The four-volume collection includes contributions from Drew alums, professor
May 2022 – Drew University’s William R. Kenan Professor of History Jonathan Rose adds to his impressive list of published work with The Edinburgh History of Reading.
Through essay contributions, the four-volume collection, co-edited with Mary Hammond, provides a global perspective and scholarship on readers and reading practices from medieval times to the twenty-first century.
“The history of reading is a new academic field that was largely pioneered at Drew University,” said Rose. “Historians used to think that it would be impossible to recover the inner reading experiences of ordinary people in history, but we have developed methods to explore not just what these people were reading, but how they read it.”
The Edinburgh History of Reading contains a strong Drew connection. Several of Rose’s students and a fellow Drew professor studied this field, and their work is showcased within the volumes.
- Jessica Brandt C’93, G’19, “Just Send Zhivago: Reading Over, Under, and Through the Iron Curtain,” a part of her Drew PhD dissertation.
- Valerae Hurley G’03, “Hawking Terror: Reading the French Revolutionary Press,” a part of her Drew PhD dissertation.
- Cheryl Oestreicher G’11, “Peace of Mind in the Age of Anxiety: Rabbi Joshua Liebman and America’s Post-war Therapeutic Faith,” a part of her Drew PhD dissertation.
- Carol Ueland, Drew Professor Emerita of Russia, co-author of “F.F. Pavlenkov’s Literacy Project: Popular Serials and Reading Rooms for the Russian Masses.”
- Brian Watson G’14, “Hellfire and Cannibals: Eighteenth and Nineteenth Century Erotic Reading Groups and Their Manuscripts.”
- Angelle Whavers C’18, “Amazing Stories 1950-1953: The Readers Behind the Covers,” whose work was written as an undergraduate at Drew.

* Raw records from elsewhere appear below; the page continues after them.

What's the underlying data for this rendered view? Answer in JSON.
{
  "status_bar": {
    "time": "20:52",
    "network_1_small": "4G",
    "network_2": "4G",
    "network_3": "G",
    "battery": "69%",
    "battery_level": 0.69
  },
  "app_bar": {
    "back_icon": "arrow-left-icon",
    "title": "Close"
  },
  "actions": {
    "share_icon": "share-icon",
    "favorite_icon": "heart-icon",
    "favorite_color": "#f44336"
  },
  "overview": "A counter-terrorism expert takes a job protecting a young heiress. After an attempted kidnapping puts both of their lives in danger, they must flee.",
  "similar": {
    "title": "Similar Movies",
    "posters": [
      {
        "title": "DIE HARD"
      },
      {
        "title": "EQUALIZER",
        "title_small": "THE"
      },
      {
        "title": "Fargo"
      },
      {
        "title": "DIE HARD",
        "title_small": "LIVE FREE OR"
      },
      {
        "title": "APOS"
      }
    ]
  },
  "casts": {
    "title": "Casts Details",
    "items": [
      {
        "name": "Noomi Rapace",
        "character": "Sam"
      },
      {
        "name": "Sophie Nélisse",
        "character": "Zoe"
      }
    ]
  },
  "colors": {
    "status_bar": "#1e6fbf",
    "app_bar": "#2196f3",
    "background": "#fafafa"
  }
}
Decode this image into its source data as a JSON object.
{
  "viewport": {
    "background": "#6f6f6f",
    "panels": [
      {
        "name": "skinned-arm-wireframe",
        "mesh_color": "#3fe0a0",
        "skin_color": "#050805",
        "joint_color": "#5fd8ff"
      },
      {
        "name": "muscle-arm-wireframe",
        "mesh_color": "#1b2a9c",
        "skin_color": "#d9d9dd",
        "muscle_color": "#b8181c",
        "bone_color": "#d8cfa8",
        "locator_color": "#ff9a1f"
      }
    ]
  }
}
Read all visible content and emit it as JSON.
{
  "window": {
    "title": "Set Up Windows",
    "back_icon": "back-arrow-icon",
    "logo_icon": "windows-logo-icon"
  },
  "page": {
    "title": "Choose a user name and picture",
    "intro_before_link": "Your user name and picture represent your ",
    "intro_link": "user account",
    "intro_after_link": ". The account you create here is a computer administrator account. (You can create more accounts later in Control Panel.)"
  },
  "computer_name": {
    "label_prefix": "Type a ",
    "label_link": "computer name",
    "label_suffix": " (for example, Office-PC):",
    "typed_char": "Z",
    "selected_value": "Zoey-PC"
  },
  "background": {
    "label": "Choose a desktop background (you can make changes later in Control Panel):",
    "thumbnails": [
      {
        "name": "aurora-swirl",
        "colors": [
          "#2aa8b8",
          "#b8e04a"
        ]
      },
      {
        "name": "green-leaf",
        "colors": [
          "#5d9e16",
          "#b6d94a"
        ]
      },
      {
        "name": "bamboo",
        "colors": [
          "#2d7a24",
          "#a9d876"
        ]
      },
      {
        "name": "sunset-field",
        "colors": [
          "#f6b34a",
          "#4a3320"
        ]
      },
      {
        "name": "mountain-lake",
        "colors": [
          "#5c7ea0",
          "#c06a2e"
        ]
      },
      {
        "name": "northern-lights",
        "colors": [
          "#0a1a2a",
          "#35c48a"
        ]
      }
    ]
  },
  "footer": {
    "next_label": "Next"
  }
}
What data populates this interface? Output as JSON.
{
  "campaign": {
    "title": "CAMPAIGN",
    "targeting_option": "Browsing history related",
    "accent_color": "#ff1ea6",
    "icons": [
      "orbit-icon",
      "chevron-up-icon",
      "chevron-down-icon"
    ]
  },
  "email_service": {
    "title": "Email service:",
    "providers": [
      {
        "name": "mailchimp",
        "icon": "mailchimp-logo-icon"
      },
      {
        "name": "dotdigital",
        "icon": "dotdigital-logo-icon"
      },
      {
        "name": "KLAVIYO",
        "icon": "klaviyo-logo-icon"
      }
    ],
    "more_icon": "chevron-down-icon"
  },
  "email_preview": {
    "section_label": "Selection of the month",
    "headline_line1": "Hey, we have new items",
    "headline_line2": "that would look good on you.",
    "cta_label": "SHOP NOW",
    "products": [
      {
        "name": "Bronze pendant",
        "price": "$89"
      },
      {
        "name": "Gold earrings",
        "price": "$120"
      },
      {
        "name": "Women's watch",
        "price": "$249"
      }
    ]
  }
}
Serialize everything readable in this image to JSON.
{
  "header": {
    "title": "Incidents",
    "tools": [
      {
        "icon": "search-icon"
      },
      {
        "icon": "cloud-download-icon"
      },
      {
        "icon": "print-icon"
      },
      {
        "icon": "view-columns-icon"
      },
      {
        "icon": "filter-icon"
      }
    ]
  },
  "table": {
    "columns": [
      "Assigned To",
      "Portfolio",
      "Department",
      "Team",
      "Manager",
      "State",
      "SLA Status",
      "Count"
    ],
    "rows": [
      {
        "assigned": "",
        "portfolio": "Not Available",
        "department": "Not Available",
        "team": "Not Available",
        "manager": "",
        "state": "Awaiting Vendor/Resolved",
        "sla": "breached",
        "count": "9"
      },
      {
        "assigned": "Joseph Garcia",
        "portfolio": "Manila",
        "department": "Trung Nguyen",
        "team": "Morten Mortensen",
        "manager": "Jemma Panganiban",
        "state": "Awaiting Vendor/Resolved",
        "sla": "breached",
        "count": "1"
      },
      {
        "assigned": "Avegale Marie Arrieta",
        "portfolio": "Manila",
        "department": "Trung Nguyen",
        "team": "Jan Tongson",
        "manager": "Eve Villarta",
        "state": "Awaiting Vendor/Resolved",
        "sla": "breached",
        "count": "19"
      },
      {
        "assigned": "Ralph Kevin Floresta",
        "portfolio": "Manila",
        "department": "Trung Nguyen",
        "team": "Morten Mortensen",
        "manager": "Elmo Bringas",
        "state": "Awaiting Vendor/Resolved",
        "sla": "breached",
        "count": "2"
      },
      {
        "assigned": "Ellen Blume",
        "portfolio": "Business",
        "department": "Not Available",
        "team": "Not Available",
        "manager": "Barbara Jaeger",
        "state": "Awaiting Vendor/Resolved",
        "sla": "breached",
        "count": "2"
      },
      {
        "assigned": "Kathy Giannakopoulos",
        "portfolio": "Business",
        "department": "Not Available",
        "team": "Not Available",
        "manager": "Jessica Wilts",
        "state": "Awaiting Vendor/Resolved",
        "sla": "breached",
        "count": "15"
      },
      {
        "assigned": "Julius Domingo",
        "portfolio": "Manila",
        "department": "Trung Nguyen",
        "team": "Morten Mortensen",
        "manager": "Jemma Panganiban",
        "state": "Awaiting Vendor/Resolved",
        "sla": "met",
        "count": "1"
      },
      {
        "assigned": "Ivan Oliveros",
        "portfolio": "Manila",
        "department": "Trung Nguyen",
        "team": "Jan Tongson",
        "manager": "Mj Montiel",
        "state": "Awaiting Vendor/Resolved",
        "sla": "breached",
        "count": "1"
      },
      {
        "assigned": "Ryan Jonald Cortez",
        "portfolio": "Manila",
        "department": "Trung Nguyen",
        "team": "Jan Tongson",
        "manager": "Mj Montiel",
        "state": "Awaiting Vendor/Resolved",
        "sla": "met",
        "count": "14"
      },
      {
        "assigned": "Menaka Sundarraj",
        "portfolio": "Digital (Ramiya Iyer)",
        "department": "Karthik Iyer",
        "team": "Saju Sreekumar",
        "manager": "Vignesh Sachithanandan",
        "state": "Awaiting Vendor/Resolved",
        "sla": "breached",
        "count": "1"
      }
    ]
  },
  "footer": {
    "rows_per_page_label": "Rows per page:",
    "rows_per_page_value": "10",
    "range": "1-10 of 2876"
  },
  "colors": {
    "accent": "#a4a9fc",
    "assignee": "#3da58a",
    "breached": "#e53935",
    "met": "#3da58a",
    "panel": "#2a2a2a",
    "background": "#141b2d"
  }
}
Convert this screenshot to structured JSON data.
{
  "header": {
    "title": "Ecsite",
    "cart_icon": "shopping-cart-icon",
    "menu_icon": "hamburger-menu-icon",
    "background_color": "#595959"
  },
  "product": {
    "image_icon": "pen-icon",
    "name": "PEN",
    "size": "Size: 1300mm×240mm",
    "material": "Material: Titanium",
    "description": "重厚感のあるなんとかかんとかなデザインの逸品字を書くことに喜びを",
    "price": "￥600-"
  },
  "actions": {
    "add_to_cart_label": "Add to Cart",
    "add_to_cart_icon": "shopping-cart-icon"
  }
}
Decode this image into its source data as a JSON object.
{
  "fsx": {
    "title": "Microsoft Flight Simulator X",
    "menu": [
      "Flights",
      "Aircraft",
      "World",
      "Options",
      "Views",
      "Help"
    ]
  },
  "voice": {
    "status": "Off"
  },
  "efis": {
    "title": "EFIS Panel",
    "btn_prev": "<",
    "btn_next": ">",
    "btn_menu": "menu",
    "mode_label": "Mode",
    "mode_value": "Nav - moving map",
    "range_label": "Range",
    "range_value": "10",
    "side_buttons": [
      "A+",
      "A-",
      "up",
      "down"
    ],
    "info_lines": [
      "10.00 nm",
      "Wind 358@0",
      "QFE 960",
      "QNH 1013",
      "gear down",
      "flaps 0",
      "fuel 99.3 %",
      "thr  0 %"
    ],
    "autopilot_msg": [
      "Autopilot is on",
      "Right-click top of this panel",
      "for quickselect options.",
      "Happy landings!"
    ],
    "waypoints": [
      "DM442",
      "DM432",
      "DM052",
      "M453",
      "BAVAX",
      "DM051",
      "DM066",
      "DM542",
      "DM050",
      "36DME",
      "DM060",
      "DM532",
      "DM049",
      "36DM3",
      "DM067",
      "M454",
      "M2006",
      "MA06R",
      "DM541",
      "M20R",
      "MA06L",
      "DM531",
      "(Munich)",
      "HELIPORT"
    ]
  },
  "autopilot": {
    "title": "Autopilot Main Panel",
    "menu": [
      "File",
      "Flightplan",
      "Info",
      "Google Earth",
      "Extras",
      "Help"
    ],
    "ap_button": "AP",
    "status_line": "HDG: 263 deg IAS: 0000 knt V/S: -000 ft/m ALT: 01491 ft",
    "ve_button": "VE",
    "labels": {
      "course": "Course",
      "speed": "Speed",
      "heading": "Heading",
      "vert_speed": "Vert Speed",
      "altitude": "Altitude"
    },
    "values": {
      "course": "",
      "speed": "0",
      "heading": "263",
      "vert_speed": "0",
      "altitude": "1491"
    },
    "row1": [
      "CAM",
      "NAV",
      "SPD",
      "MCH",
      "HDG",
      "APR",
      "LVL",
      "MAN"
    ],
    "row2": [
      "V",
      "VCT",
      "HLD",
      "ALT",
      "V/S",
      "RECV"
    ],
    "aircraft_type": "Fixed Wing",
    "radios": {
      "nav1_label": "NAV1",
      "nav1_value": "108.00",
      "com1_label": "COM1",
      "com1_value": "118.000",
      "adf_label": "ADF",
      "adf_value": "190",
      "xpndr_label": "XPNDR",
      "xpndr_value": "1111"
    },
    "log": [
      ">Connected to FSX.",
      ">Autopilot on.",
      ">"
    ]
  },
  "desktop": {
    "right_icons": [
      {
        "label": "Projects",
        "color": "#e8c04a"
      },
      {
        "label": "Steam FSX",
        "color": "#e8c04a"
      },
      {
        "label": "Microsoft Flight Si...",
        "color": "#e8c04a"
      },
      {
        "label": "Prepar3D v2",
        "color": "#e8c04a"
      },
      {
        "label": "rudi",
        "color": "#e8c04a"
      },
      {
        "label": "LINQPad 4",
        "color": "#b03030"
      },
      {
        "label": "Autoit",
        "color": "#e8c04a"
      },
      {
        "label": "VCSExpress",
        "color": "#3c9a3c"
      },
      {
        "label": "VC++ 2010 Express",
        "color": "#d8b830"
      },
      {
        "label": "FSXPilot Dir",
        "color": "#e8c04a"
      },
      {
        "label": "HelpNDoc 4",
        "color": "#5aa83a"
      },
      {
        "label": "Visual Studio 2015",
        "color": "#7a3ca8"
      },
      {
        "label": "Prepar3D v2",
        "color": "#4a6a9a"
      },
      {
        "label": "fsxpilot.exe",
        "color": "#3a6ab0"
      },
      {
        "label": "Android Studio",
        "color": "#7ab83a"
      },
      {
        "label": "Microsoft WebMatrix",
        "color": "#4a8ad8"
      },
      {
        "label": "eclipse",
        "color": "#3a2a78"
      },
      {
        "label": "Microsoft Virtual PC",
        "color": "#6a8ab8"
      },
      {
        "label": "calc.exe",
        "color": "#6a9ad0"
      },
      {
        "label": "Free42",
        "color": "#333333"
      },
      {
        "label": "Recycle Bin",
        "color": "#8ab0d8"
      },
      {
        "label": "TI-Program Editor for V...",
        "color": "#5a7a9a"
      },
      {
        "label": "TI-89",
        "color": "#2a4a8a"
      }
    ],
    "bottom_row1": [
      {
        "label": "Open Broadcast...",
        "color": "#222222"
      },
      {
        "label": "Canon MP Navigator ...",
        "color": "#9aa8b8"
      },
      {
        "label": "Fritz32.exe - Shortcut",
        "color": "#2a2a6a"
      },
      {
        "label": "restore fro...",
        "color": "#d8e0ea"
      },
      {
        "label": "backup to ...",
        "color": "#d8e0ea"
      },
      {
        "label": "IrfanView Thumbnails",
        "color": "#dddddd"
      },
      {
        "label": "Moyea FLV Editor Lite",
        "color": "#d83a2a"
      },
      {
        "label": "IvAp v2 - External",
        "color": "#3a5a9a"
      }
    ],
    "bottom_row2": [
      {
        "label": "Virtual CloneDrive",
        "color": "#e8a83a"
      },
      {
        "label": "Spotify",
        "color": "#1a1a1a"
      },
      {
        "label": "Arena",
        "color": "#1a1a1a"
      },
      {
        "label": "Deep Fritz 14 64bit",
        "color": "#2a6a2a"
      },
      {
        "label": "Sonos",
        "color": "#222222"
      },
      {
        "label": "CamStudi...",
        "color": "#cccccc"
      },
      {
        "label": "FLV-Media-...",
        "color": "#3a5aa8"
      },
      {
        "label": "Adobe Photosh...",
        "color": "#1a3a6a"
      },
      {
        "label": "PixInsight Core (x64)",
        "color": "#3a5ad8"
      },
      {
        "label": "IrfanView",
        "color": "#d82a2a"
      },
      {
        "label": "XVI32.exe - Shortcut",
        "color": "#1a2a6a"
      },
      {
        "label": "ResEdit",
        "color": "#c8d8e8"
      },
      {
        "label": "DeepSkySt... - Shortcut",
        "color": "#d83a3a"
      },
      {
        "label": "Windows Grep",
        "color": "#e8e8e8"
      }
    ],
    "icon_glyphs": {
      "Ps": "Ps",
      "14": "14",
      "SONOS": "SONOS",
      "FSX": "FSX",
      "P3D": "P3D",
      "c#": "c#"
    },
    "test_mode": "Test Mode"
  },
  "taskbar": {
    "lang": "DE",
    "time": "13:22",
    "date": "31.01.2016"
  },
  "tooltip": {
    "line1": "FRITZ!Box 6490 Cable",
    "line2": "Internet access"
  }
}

The volumes add to Rose’s extensive list of published work—all available at the Drew University Library—which includes the groundbreaking and award-winning The Intellectual Life of the British Working Classes, which won the Jacques Barzun Prize in Cultural History, the Longman-History Today Historical Book of the Year Prize, and the British Council Prize. First published in 2001, the book is still selling in its third edition.
Rose has also published The Literary Churchill: Author, Reader, Actor, A Companion to the History of the Book, The Holocaust and the Book: Destruction and Preservation, The Revised Orwell, British Literary Publishing Houses 1820-1965, Reader’s Liberation, and The Edwardian Temperament 1895-1919. He was a founding editor of Book History, which won the Council of Editors of Learned Journals award for the Best New Journal of 1999.
Rose’s current research concerns Playboy‘s woman readers, who comprised approximately one-third of the magazine’s readership.